Scope and Content of Collection
Title: Cheney - Minard Family Papers,
Date (inclusive): 1813 - 1976
Date (bulk): (bulk 1842-1885)
Collection Number: Wyles Mss 8
.8 linear feet
(2 document boxes)
University of California, Santa Barbara. Library. Department of Special Collections
Santa Barbara, California 93106-9010
Physical Location: Del Sur
Copyright has not been assigned to the Department of Special Collections, UCSB. All requests for permission to publish or
quote from manuscripts must be submitted in writing to the Head of Special Collections. Permission for publication is given
on behalf of the Department of Special Collections as the owner of the physical items and is not intended to include or imply
permission of the copyright holder, which also must be obtained.
Cheney - Minard Family Papers. Wyles Mss 8. Department of Special Collections, Davidson Library, University of California,
Gift of Mrs. John R. Franklin, 1978.
(The following is derived from a memorandum written by Mrs. John P. Franklin, great-great niece of Clara Cheney, for the Goleta
Clara Jane Cheney was born in Groton, New Hampshire, August 15, 1822, the last of seven children. She went to the country
school in her area, then to Hebron Academy where she was exposed to the classics, literature, and the French language.
In her journals and other writings from 1852 to 1860 Clara recorded her activities as a seamstress, staying in the home of
various families in adjoining towns, cutting and sewing (by hand) dresses and clothes for the families. In 1860, November
15, she married Samuel Henry Minard, a widower, in Bristol, New Hampshire. They went to New York the same week and embarked
on the steamer, "North Star" for California. After a rough passage, they landed at Aspinwall, took a train for Panama and
arriving four hours later, transferred to the steamer, "Senoria" and reached San Francisco December 15, 1860. They then went
to San Jose where her sister, Roxana Foster was living. The Fosters assisted them in finding property to rent, where they
settled into a little house and Samuel Minard became a truck driver. Clara interested herself in her neighbors, the church,
and the politics of the moment. She was unabashedly homesick for her old home and the friends of her youth, noting every letter
and communication from the area.
Samuel Minard died in June 1875 leaving Clara adequately provided for. She continued her writing including some poetry for
a rally for President Grant, and in Pacific Grove, where she lived for a time, she kept records of the Pacific Grove Chautauqua.

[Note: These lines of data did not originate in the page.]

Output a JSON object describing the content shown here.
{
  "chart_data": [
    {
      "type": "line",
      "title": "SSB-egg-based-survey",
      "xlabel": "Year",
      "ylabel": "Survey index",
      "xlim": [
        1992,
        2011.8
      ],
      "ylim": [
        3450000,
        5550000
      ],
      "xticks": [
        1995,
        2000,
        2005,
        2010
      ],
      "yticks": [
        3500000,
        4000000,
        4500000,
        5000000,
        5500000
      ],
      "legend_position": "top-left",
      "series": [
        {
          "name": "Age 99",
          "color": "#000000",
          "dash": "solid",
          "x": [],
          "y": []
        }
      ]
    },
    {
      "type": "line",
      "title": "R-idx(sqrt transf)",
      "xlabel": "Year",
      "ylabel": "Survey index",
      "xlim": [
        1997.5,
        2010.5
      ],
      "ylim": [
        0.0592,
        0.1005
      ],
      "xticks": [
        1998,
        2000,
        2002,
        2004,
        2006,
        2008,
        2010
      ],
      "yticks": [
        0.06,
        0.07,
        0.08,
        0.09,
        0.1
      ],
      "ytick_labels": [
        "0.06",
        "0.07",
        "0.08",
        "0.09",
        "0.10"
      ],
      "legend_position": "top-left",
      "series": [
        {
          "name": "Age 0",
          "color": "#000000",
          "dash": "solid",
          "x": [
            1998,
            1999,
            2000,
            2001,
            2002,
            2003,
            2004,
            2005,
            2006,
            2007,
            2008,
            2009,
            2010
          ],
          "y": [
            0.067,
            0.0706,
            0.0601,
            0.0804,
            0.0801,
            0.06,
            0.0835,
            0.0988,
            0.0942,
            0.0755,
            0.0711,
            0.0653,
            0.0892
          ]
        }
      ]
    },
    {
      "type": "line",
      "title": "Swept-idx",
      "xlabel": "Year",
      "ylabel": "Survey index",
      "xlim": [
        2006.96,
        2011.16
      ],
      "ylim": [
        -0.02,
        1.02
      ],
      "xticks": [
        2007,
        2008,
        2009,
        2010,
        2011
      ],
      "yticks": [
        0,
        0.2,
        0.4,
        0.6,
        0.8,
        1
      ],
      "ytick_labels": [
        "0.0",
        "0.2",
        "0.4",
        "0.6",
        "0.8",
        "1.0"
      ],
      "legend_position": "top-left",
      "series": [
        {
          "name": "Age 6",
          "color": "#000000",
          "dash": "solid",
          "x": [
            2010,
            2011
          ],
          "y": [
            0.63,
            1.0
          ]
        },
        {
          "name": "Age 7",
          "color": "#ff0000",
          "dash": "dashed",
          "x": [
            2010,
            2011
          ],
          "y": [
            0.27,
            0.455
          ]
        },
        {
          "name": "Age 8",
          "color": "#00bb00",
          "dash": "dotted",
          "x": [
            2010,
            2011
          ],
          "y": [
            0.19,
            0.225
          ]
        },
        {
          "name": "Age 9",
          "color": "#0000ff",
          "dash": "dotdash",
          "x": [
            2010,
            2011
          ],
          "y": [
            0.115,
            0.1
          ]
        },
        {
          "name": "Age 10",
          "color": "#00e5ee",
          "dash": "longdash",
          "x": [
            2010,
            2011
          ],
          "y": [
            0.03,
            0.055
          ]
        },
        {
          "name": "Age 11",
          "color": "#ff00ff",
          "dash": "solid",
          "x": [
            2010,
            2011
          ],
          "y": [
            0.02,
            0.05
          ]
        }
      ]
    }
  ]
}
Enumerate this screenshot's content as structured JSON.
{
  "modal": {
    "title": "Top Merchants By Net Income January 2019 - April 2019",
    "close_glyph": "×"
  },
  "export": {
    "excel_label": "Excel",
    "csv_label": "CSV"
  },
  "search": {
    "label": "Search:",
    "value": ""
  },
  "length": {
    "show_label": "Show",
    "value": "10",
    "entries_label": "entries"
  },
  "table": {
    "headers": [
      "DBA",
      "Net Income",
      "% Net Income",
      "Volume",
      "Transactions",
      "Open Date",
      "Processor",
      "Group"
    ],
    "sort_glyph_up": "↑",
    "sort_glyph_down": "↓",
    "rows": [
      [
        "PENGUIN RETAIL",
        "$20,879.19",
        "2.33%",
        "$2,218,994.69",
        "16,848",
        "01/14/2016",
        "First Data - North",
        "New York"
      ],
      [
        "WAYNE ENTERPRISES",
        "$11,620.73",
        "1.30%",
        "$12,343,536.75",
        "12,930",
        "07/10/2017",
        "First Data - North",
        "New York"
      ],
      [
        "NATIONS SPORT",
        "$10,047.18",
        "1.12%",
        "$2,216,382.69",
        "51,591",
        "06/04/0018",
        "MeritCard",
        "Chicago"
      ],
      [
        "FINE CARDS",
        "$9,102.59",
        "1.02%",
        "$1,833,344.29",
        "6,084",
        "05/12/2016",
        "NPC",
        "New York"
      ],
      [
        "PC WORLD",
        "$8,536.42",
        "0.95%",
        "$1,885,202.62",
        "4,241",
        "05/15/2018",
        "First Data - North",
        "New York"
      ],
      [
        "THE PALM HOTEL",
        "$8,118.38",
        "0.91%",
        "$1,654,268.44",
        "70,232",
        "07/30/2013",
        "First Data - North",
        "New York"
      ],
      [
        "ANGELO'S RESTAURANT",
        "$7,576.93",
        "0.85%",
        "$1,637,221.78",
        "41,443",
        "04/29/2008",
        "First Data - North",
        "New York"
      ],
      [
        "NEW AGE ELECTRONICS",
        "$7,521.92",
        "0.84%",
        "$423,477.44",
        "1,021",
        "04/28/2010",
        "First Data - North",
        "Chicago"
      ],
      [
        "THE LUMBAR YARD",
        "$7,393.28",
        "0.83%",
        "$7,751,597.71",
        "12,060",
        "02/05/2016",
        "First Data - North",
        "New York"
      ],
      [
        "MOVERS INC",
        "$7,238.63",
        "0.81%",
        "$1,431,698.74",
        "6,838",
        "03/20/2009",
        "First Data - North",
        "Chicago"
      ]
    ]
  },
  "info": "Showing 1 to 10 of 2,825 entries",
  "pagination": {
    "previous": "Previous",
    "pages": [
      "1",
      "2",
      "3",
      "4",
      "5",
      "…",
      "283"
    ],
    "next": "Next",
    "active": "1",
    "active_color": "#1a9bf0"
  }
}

The Chautauqua Movement had originated at Lake Chautauqua, New York in 1874 as a summer retreat for the training of Sunday
School teachers. It soon grew into an educational and cultural movement that included academics, music, art, humanities and
physical education. Numerous independent Chautauqua assemblies were established throughout the country based upon the ideal
of the original. Additionally, in an effort to reach those who could not attend these Chautauqua Assemblies," traveling circuits"
or tent Chautauquas sprang up around 1907 and continued until the 1930s.
Clara Cheney was the sister of Roxana Cheney Foster (Mrs. Isaac Giles Foster) of Goleta, California, aunt to Lucy Ann Foster
Sexton (Mrs. Joseph Sexton) of Goleta, and great-aunt of Mr. Horace Sexton of Santa Barbara.
She died at 84 in a home for the elderly in San Jose.
Scope and Content of Collection
Primarily the writings of Clara Jane Cheney-Minard, the collection includes her journals, correspondence poems, and re-copied
essays, among other things. Most of her writing focuses on personal and family-related matters such as her descriptions of
nature, descriptions of school, thoughts and reflections conveyed to family members about life in San Jose, weather, health,
and friends. There are some passing references to famous issues and events of the Civil War era, for example, mentions of
Emancipation, Gettysburg, surrender of Lee, and the Lincoln assassination.
There is also what is described as a "Minie ball" from Gettysburg. Its place in the collection is not further explained in
the documents. Its size and shape, however, do not seem to match the description derived from several sources on Civil War
arms and munitions. In 1848 a French officer, Captain Claude Minie, invented the Minie bullet, often termed a "minnie ball."
Cylindro-conical (not round) with three grooves, it was small enough to drop down the bore, and its hollow base was expanded
into the grooves by the gas of firing.